Right to left: Council Member Joel Rivera, Chair of the Health Committee, Council Speaker Christine Quinn, Wanda Evans, Executive Director of Betances Health Center, a representative from the Community Healthcare Association, Ronda Kotelcheck, Executive Director of the Primary Care Development Corporation, and Counsilmember Alan Gerson.
Yori Yanover

A while back, outgoing Governor George Pataki, responding to a growing number of hospitals on the verge of bankruptcy and a staggering number of New Yorkers without health insurance, assembled the Berger Commission to evaluate which local hospitals deserve to survive and which must join the trash heap of medical history.

“The governor did us a favor,” said Council Member Helen Sears from Jackson Heights, Queens. Not because NY Democrats feel compelled to applaud their Republican governor’s slashing impulse – they do not – but because the NY City Council decided to use the energy of Pataki’s attack to slingshot their own campaign on behalf of the state’s ailing hospital system. Sears was deposited with the task of interviewing health consumers in the five boroughs, tallying their gripes (which she says sounded remarkably alike, no matter which borough the griping emanated from) and issuing a report to complement hospital closings with responsible steps to heal the system.

The report, A Prescription for New York City’s Health Care Crisis has been applauded by politicians and healthcare providers alike. It was introduced this morning by Council Speaker Christine Quinn at the Betances Health Center on Henry Street, where Quinn, local Councilmember Alan Gerson, Helen Sears and other members of the council and the healthcare industry were welcomed by Betance’s Executive Director Wanda Evans.

These dignitaries chose Betances to present their new proposal, said Quinn, because this kind of thriving neighborhood facility comprises the foundation of their new approach to healthcare. Like its larger local sister, Gouverneur’s, Betances offers preventive and primary care on a neighborhood level.

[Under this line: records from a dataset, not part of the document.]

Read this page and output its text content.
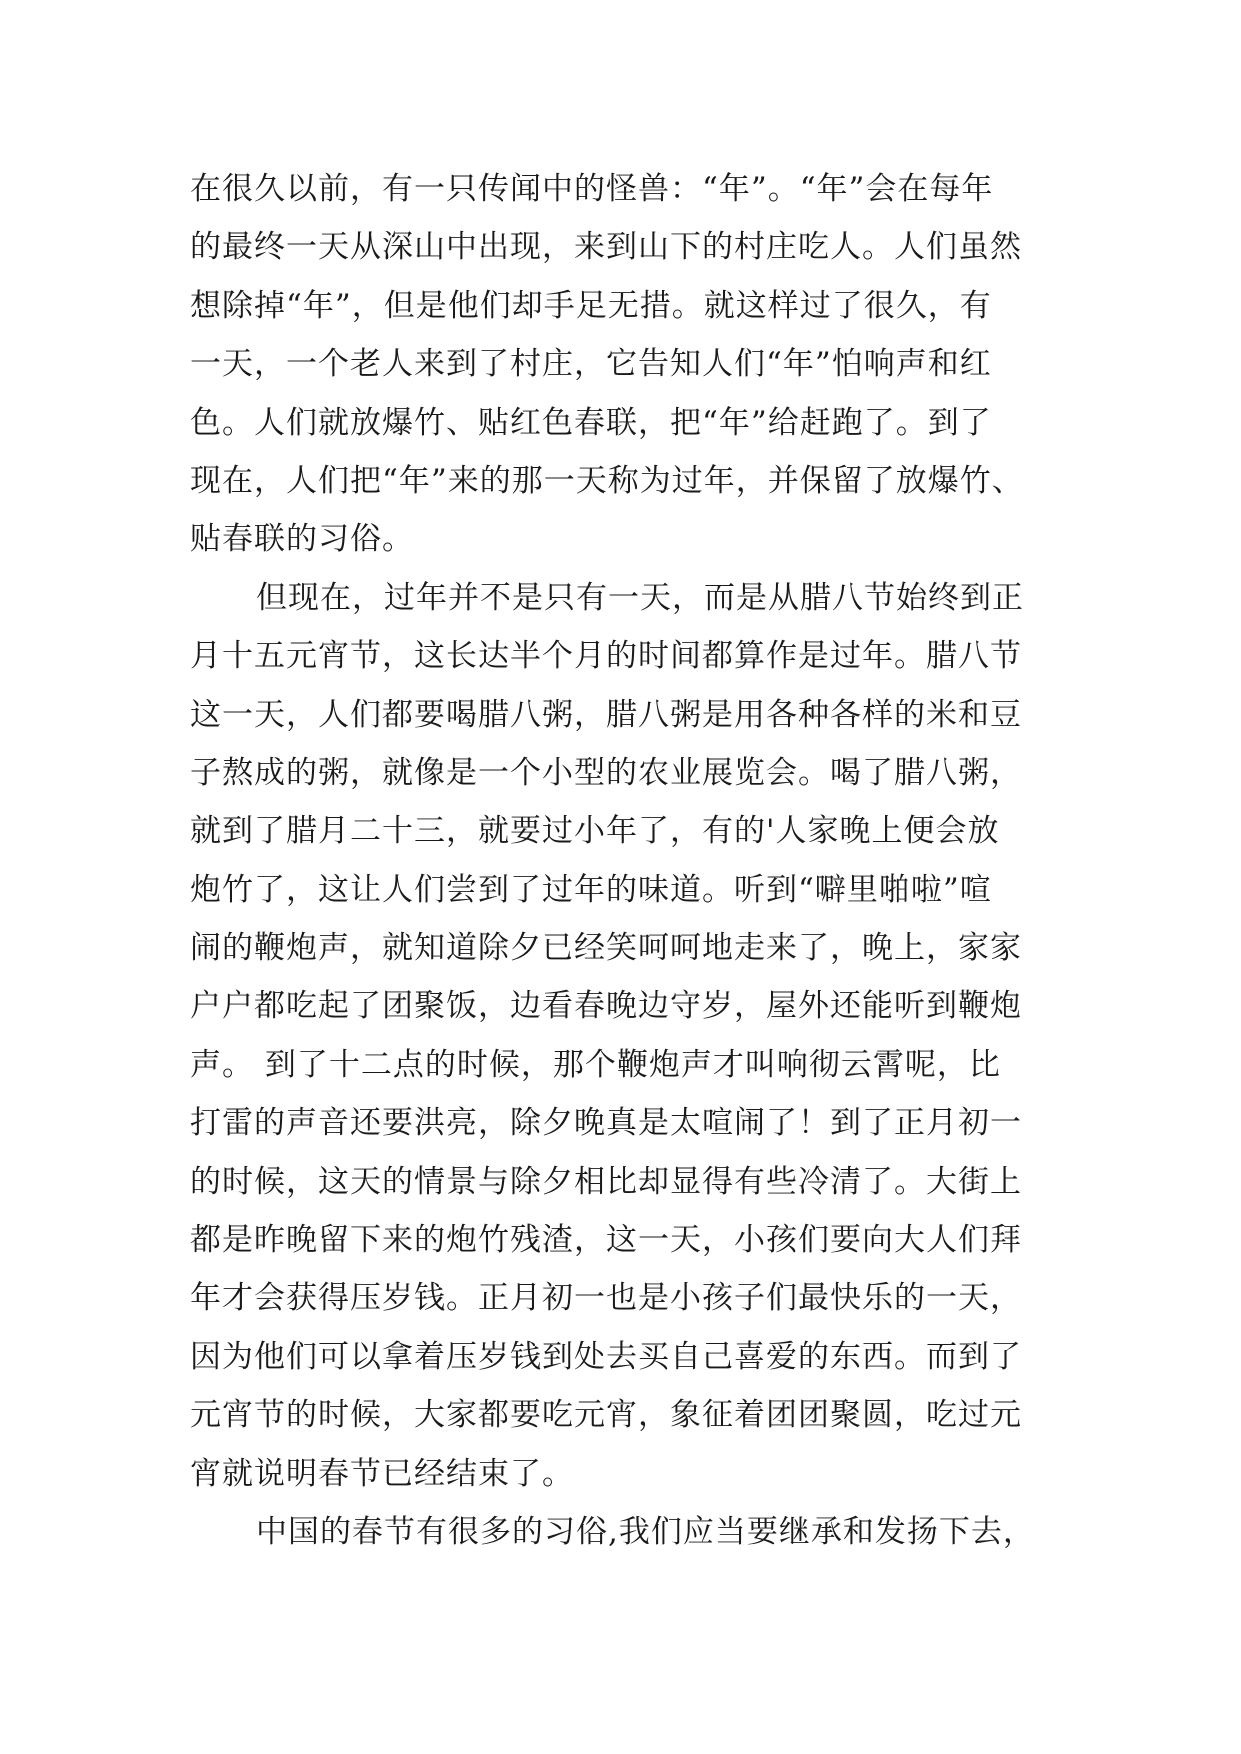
在很久以前，有一只传闻中的怪兽：“年”。“年”会在每年
的最终一天从深山中出现，来到山下的村庄吃人。人们虽然
想除掉“年”，但是他们却手足无措。就这样过了很久，有
一天，一个老人来到了村庄，它告知人们“年”怕响声和红
色。人们就放爆竹、贴红色春联，把“年”给赶跑了。到了
现在，人们把“年”来的那一天称为过年，并保留了放爆竹、
贴春联的习俗。
但现在，过年并不是只有一天，而是从腊八节始终到正
月十五元宵节，这长达半个月的时间都算作是过年。腊八节
这一天，人们都要喝腊八粥，腊八粥是用各种各样的米和豆
子熬成的粥，就像是一个小型的农业展览会。喝了腊八粥，
就到了腊月二十三，就要过小年了，有的'人家晚上便会放
炮竹了，这让人们尝到了过年的味道。听到“噼里啪啦”喧
闹的鞭炮声，就知道除夕已经笑呵呵地走来了，晚上，家家
户户都吃起了团聚饭，边看春晚边守岁，屋外还能听到鞭炮
声。 到了十二点的时候，那个鞭炮声才叫响彻云霄呢，比
打雷的声音还要洪亮，除夕晚真是太喧闹了！到了正月初一
的时候，这天的情景与除夕相比却显得有些冷清了。大街上
都是昨晚留下来的炮竹残渣，这一天，小孩们要向大人们拜
年才会获得压岁钱。正月初一也是小孩子们最快乐的一天，
因为他们可以拿着压岁钱到处去买自己喜爱的东西。而到了
元宵节的时候，大家都要吃元宵，象征着团团聚圆，吃过元
宵就说明春节已经结束了。
中国的春节有很多的习俗,我们应当要继承和发扬下去，
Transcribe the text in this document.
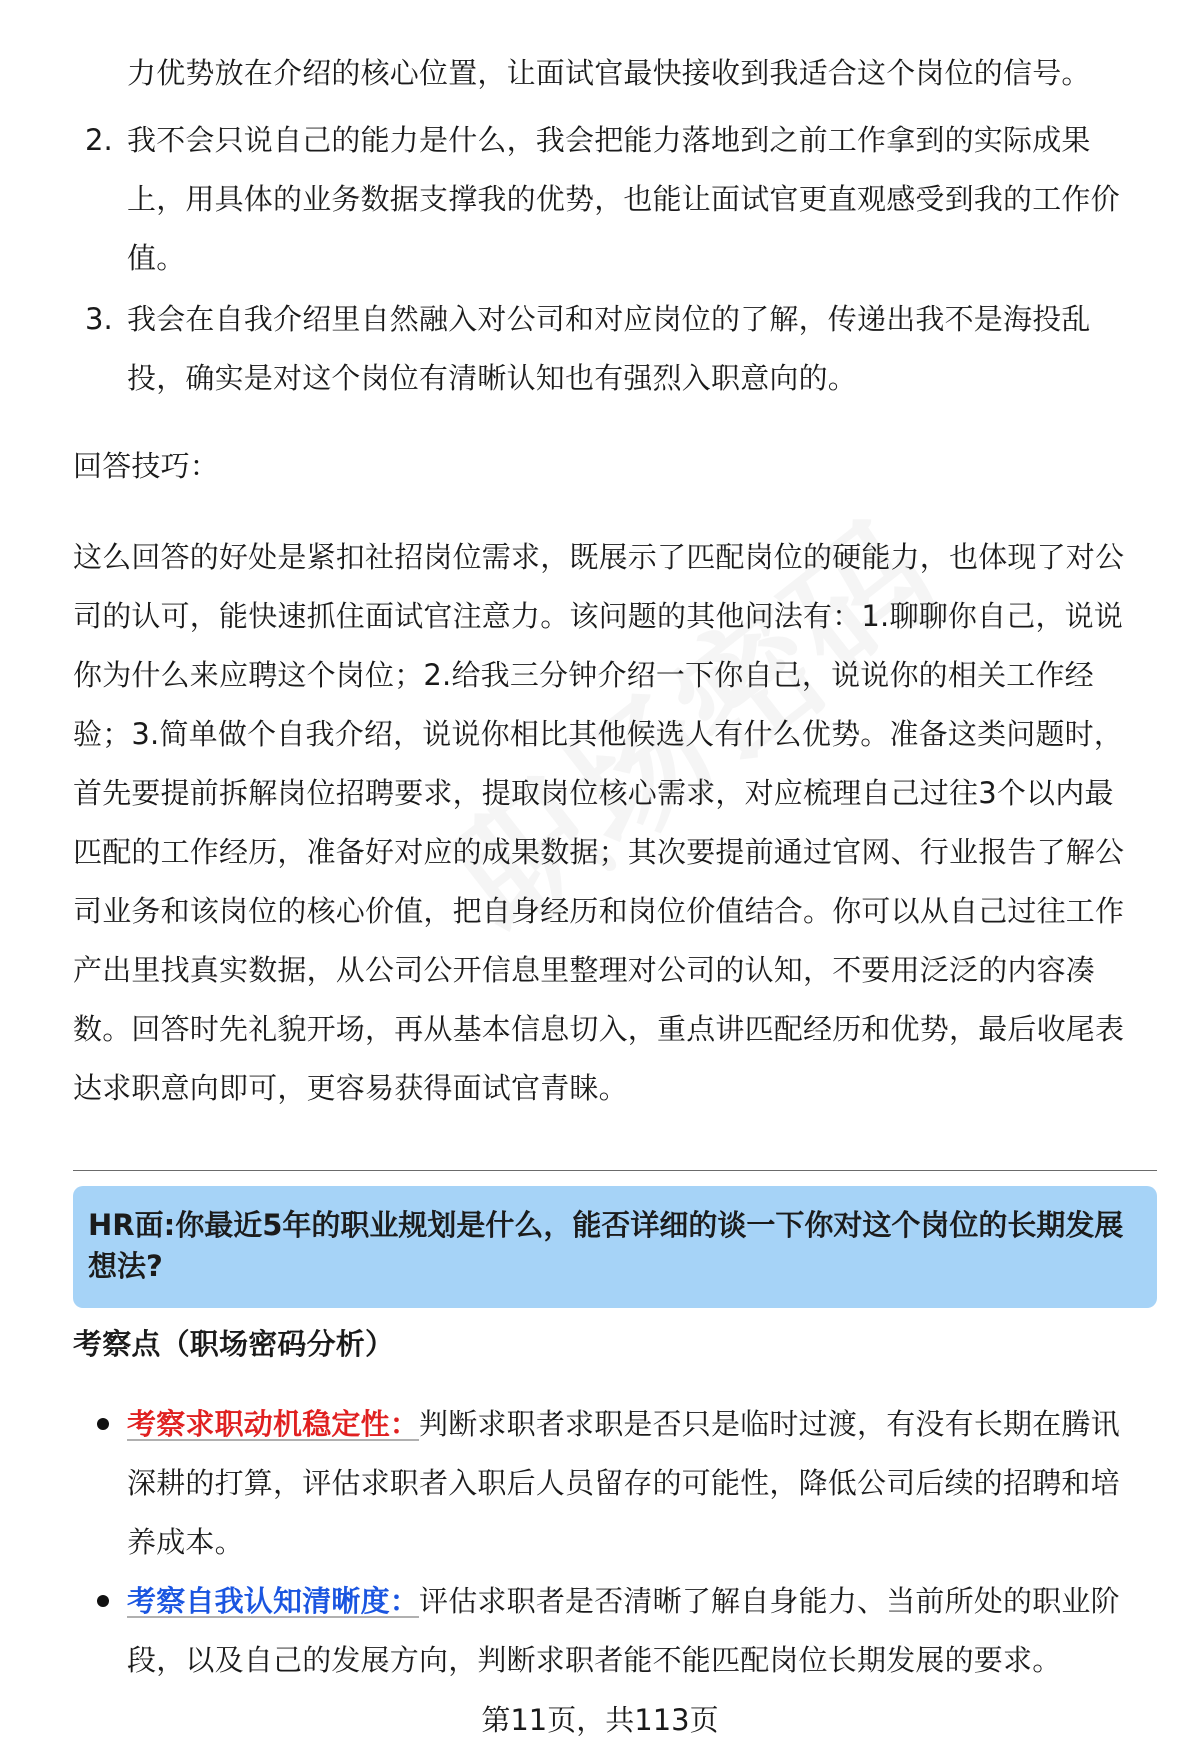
力优势放在介绍的核心位置，让面试官最快接收到我适合这个岗位的信号。
2. 我不会只说自己的能力是什么，我会把能力落地到之前工作拿到的实际成果
上，用具体的业务数据支撑我的优势，也能让面试官更直观感受到我的工作价
值。
3. 我会在自我介绍里自然融入对公司和对应岗位的了解，传递出我不是海投乱
投，确实是对这个岗位有清晰认知也有强烈入职意向的。
回答技巧：
这么回答的好处是紧扣社招岗位需求，既展示了匹配岗位的硬能力，也体现了对公
司的认可，能快速抓住面试官注意力。该问题的其他问法有：1.聊聊你自己，说说
你为什么来应聘这个岗位；2.给我三分钟介绍一下你自己，说说你的相关工作经
验；3.简单做个自我介绍，说说你相比其他候选人有什么优势。准备这类问题时，
首先要提前拆解岗位招聘要求，提取岗位核心需求，对应梳理自己过往3个以内最
匹配的工作经历，准备好对应的成果数据；其次要提前通过官网、行业报告了解公
司业务和该岗位的核心价值，把自身经历和岗位价值结合。你可以从自己过往工作
产出里找真实数据，从公司公开信息里整理对公司的认知，不要用泛泛的内容凑
数。回答时先礼貌开场，再从基本信息切入，重点讲匹配经历和优势，最后收尾表
达求职意向即可，更容易获得面试官青睐。
HR面:你最近5年的职业规划是什么，能否详细的谈一下你对这个岗位的长期发展
想法?
考察点（职场密码分析）
考察求职动机稳定性：判断求职者求职是否只是临时过渡，有没有长期在腾讯
深耕的打算，评估求职者入职后人员留存的可能性，降低公司后续的招聘和培
养成本。
考察自我认知清晰度：评估求职者是否清晰了解自身能力、当前所处的职业阶
段，以及自己的发展方向，判断求职者能不能匹配岗位长期发展的要求。
第11页，共113页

In our brave new world of expensive HMO’s and millions of uninsured Americans, much of our healthcare has migrated from the family doctor’s office to big city emergency rooms. By the time the uninsured get to an ER physician, help is often too late and too expensive.

Enter the neighborhood clinic, where discomforts are dispensed with quickly and efficiently, long before they become ER tragedies.

The Task Force's recommendations were founded on principles that read like a new bill of rights:

  1. Everyone has a right to quality care in their own communities.
  2. Everyone should have a medical "home" in which a physician is able to direct and coordinate an individual's medical care.
  3. The health care system should be able to provide for the basic health needs of all New Yorkers, while remaining financially sound.
In closing, Speaker Quinn predicted that both the Berger Commission and the State Legislators would adopt most of the City Council’s recommendations. “And if we don’t win round one, we’ll keep coming back,” she promised.